The New Frontier: Understanding Rights and Responsibilities When Changing Hotel Brands
By William A. Brewer III Managing Partner, Brewer, Attorneys & Counselors | December 21, 2014
Tension between hotel owners and hotel management companies comes as no surprise during tough economic times. But even in times of improved economic prosperity, some hotel owners are intolerant of management companies that fail to manage assets in the most effective and profitable manner possible. This results in certain owners seeking, or being compelled, to convert their asset to a different brand, or in some cases no brand at all. They do so to protect their long-term economic interests in markets that have proven to be cyclical. In this piece, we explore important considerations regarding the respective rights and responsibilities of owners and managers in such circumstances.

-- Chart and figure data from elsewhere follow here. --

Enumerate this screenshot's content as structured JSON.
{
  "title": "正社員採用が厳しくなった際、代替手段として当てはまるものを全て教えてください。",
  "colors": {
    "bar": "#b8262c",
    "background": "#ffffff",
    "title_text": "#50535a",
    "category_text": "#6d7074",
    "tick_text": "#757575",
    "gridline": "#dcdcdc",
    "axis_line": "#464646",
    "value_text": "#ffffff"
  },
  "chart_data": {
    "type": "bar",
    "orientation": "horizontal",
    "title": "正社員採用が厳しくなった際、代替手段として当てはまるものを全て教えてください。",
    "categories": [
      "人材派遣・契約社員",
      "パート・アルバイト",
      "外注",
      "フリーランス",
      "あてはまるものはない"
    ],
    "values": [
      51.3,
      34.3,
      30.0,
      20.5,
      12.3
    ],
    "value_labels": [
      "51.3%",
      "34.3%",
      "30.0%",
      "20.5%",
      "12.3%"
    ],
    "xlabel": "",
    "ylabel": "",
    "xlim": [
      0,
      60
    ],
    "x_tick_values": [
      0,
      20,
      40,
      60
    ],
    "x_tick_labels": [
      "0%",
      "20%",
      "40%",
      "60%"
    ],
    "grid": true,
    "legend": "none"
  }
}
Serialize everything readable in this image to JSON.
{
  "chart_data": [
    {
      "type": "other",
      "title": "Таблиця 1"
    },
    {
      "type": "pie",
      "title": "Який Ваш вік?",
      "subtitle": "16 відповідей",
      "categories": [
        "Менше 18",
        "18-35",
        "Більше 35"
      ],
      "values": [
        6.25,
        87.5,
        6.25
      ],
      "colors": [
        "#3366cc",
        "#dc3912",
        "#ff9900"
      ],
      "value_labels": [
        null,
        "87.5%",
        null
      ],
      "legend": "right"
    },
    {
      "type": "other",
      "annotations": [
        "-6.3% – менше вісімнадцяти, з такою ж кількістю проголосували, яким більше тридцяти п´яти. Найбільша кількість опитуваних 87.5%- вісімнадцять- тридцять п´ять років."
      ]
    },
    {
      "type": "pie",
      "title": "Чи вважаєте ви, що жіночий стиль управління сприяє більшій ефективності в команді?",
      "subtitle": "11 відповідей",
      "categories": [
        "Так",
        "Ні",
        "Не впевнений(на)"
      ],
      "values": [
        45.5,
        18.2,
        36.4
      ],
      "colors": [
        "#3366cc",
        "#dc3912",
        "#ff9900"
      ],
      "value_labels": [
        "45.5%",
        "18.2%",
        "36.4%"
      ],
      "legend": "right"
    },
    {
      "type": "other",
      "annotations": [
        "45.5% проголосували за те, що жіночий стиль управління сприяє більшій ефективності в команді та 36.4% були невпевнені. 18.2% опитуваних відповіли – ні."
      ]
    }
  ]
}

Setting the Stage: The Shifting Dynamics of the Industry
Following the economic downturn in 2008, the hospitality industry rebounded to a renewed confidence in hotel investment. Significant improvements in lodging fundamentals exist throughout the industry. According to the American Hotel & Lodging Association, in 2013, the lodging industry witnessed pretax income growth of more than ten percent, with total industry revenue increasing nearly six percent. Notably, hotel investments are reported to be the best performers this year among U.S. real estate investment trusts.
Such positive financial trends may have eased tensions and softened certain impacts resulting from constrained capital budgets, but they have not deterred hotel owners from continuing to carefully analyze their relationships with the hotel management companies which manage their assets, and scrutinize the manger's performance of its duties and obligations. Finally, savvy owners are beginning to recognize the significance that hotel management providers have on the value and performance of their investments, and demanding a fidelity that chain-brand management companies do not provide. This is resulting in a sharp increase in property transfer activity and owner rebranding decisions even in these prosperous times.
For example, owners, as well as hotel management companies, are increasingly becoming the targets of shareholder activists seeking higher investment returns. In addition, traditional long-term investment "hold" strategies are less typical in the case of private equity vehicles and distressed asset funds that now flood the industry, which often limit specified asset hold periods to five-to-seven years. Furthermore, the advent of stiff and increasing competition among brand managers has caused even the most renowned brands to begin offering franchising as a way to incentivize owners to utilize their brand.